Viene richiesto per esempio «Quanto ti senti impegnat* per i diritti delle persone LGBTQI+?», oppure «Hai pensato che la tua identità di genere non corrispondesse a un certo tipo di modello che la società, i media (social network, tv, giornali), la famiglia, la scuola propongono e mostrano?».
Il passo successivo è rappresentato dalle domande che attengono alla necessità o al desiderio di trattare tematiche LGBT+ nel contesto scolastico e all’inclusività percepita nella propria scuola rispetto a «tutti i tipi di identità di genere (cisgender, transgender, gender queer) e orientamenti sessuali (gay, lesbiche, bisessuali, asessuali)».
E infine: «Come ti sentiresti ad affrontare a scuola un percorso che tratta di identità di genere, sesso e orientamento sessuale e omobitransfobia?».
A questo punto la matassa si dipana, e il sospetto che si tratti di un questionario neppure troppo timidamente a scopo “commerciale”, destinato a saggiare la disponibilità della clientela all’acquisto per interposto ente statale di un bel corso online preconfezionato, fa ben più che capolino. Del resto, anche nel post su Facebook si fa riferimento all’intenzione di realizzare «un’attività di Educazione civica legata ai diritti LGBTQI+». Educazione civica che da Cenerentola dei programmi scolastici ha raggiunto ormai lo scranno da principessa, dal momento che consente di ammannire la verità che si vuole su tutto ciò che si vuole, basta saper girare la frittata giusta.

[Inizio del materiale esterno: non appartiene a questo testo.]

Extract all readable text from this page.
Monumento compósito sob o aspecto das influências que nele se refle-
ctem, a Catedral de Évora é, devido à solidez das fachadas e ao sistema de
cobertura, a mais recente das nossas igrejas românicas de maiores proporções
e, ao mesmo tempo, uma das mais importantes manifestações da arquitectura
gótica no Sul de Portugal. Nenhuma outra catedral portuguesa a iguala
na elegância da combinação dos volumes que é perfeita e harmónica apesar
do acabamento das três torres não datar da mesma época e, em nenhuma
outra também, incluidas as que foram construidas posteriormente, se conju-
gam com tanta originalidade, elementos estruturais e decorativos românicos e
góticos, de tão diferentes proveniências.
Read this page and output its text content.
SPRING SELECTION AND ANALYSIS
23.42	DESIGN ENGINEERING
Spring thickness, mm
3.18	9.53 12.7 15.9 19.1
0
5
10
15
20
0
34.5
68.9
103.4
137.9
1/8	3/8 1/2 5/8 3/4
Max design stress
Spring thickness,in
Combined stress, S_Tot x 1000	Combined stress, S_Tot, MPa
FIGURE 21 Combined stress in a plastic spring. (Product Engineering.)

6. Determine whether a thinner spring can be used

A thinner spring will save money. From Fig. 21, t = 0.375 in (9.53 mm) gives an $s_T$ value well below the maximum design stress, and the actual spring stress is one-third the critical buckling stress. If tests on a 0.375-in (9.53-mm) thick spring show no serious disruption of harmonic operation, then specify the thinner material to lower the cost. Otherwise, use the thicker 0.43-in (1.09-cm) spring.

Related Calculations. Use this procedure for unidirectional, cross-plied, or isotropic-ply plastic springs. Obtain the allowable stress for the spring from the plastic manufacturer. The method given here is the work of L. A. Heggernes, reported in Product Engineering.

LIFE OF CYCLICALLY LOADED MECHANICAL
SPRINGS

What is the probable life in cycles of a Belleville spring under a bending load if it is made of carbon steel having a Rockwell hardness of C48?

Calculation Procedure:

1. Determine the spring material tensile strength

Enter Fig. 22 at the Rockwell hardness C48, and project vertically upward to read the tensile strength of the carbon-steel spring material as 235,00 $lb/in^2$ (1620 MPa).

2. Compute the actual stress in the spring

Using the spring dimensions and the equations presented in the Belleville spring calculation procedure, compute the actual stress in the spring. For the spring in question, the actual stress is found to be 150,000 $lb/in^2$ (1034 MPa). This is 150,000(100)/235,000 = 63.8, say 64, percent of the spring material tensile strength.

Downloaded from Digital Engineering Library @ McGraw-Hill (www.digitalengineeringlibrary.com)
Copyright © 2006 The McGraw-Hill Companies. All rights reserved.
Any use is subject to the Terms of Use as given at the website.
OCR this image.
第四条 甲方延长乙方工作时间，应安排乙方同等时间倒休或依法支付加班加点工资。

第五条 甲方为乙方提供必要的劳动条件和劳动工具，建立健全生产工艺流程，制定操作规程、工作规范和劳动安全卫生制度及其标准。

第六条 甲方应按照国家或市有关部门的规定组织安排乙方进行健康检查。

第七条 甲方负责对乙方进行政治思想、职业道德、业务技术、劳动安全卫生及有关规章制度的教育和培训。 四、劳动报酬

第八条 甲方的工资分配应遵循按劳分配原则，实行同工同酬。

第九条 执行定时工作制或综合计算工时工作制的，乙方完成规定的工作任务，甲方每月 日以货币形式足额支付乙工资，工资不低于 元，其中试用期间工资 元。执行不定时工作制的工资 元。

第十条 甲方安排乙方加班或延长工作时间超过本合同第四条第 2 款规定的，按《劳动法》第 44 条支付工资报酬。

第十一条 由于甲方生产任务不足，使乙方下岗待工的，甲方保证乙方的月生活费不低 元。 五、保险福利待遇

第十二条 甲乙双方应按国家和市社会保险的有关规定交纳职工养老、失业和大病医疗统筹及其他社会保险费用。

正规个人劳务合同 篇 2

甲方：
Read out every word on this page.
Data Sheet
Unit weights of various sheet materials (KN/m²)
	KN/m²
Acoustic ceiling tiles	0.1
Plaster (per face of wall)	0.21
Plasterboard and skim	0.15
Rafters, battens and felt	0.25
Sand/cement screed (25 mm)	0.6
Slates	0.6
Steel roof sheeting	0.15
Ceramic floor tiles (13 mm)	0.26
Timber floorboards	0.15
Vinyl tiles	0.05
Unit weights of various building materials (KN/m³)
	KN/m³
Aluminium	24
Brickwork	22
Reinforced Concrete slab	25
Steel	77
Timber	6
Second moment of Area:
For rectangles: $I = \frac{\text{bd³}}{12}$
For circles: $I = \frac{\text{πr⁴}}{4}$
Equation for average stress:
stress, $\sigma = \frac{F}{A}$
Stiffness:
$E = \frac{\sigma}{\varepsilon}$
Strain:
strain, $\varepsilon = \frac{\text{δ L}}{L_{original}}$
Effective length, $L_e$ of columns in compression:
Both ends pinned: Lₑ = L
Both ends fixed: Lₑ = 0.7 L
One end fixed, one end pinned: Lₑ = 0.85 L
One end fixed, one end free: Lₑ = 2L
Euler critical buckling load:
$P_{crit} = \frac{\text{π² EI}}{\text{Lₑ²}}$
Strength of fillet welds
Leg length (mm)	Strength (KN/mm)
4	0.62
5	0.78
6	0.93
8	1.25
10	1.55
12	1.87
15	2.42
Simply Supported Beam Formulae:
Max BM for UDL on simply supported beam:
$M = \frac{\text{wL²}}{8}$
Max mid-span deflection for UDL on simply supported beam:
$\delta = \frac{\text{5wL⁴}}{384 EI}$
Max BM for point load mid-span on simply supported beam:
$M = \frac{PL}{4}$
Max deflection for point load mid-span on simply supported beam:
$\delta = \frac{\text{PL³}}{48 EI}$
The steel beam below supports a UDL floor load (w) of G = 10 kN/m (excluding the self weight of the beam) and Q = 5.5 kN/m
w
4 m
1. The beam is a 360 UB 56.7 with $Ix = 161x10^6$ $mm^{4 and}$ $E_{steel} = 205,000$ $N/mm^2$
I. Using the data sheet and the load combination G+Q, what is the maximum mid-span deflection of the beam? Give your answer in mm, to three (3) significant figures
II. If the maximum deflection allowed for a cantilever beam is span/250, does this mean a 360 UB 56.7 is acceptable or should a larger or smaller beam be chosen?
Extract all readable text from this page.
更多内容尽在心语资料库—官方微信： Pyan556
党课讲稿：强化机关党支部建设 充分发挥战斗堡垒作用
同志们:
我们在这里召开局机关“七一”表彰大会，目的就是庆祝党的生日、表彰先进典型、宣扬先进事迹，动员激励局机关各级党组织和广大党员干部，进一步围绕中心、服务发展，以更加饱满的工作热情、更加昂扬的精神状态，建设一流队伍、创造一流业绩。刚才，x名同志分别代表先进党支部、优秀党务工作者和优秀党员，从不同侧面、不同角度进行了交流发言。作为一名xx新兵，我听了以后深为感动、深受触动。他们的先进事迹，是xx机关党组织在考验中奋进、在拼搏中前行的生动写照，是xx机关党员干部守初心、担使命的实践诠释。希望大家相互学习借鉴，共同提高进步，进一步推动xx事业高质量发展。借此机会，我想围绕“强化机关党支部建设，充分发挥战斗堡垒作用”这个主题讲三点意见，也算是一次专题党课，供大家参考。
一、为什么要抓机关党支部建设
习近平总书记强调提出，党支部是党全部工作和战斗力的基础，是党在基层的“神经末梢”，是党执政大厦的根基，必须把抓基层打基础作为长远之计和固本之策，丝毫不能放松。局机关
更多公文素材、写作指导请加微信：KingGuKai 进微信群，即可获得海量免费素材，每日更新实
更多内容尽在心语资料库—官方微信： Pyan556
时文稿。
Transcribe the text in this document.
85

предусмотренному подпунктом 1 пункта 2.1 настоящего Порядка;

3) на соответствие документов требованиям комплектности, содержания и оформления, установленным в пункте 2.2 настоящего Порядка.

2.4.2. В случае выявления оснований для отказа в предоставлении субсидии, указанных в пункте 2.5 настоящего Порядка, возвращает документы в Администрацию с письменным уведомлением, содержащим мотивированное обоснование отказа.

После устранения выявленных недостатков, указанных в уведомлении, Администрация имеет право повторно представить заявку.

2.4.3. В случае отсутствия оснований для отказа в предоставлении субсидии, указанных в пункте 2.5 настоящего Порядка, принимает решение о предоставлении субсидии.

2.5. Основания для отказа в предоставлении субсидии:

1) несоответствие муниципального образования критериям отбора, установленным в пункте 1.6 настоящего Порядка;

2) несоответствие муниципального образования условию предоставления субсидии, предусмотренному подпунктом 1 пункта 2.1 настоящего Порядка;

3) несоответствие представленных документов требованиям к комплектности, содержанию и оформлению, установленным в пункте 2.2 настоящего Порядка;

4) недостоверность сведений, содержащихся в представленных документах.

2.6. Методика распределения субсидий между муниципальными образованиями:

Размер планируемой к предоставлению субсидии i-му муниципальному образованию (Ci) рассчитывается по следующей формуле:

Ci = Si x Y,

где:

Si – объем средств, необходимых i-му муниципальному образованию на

Non è possibile, però, ignorare la dimensione culturale e antropologica che tale questionario riveste, né gli episodi più o meno recenti in cui siano entrati nella scuola argomenti sensibili che hanno messo a tema princìpi fondamentali e fondanti la persona, talvolta con l’approvazione dei genitori, talvolta no.
È di questi giorni la vicenda che ha visto coinvolti, nel Lazio, la Regione, l’Azienda Ospedaliera San Camillo-Forlanini di Roma e le scuole.
Il questionario si chiude con quella che si definisce una «domanda aperta», bontà loro facoltativa, e cioè «Come ti sei sentit* a compilare questo questionario? Lascia un commento». La domanda più interessante, effettivamente.